They don’t do much in the realm of position papers or dissertations – they practice and preach what they’ve learned from the trenches, ground zero (a term worth researching). Practitioners don’t discount the theorists but see the most value in them when these ideas actually work in the more concrete actualities of a person or a business.

Practitioners practice.  In other words, they are doers – and they focus on results and execution, no matter the theory that affirms or rejects their plan. They see what needs to be done and see little to philosophize or theorize about. It’s not that they aren’t strategic; they just don’t see the need to read 14.764 different opinions (theories) on what to do. They have lived their experience, and their insight isn’t academic or secondhand. Plan the work and work the plan – that’s what they do.

The Winner

Ok, there aren’t, in the most definitive sense, winners and losers here – both theorists and practitioners create value. However, there are certain situations in life and business where I’m am turning to a practitioner.  When I have a tooth ache and need the chomper extracted, I don’t want to go to someone who theorizes on extraction methodologies. I want someone who has pulled more than a mouthful of teeth in their career.

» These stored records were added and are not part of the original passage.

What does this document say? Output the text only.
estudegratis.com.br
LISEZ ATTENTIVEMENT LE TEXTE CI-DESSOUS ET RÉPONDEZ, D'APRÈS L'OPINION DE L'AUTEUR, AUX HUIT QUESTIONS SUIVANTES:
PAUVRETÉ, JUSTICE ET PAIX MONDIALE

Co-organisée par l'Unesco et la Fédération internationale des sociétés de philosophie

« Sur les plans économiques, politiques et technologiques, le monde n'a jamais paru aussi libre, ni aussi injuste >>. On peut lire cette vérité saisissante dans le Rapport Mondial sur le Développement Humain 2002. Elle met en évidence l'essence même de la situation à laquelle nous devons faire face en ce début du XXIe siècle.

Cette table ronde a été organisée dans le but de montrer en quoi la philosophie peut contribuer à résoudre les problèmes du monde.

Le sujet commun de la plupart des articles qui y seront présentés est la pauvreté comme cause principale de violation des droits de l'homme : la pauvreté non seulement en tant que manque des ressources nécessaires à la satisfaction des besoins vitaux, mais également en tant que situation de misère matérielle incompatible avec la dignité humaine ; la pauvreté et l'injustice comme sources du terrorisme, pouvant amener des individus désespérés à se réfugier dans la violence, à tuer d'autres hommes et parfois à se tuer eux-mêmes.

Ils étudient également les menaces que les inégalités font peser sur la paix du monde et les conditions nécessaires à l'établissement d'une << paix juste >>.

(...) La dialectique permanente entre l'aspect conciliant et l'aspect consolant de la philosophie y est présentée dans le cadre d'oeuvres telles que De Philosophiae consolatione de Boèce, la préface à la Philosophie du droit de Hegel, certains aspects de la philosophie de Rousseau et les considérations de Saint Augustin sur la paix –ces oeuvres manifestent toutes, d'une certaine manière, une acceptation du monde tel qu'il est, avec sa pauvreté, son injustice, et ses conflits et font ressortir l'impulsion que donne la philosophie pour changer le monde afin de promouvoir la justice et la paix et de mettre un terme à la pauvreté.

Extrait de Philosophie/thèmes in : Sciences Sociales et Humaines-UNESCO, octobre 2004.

So when I’m looking to design, implement and execute a staffing MSP program, give me the practitioner any day. Yes, I will continue to study and learn from forward thinking theorists in almost every area of my life (and our society, and business, and…) but when it comes to managing staffing suppliers and processes, I’m looking for someone who has been there and done that…and has the t-shirt to prove it. I’m looking for the person who can say they just haven’t studied this plan but they have actually participated in it and its success.

In other words, if I’m building a staffing MSP, I’m looking for someone with slightly dirty fingernails.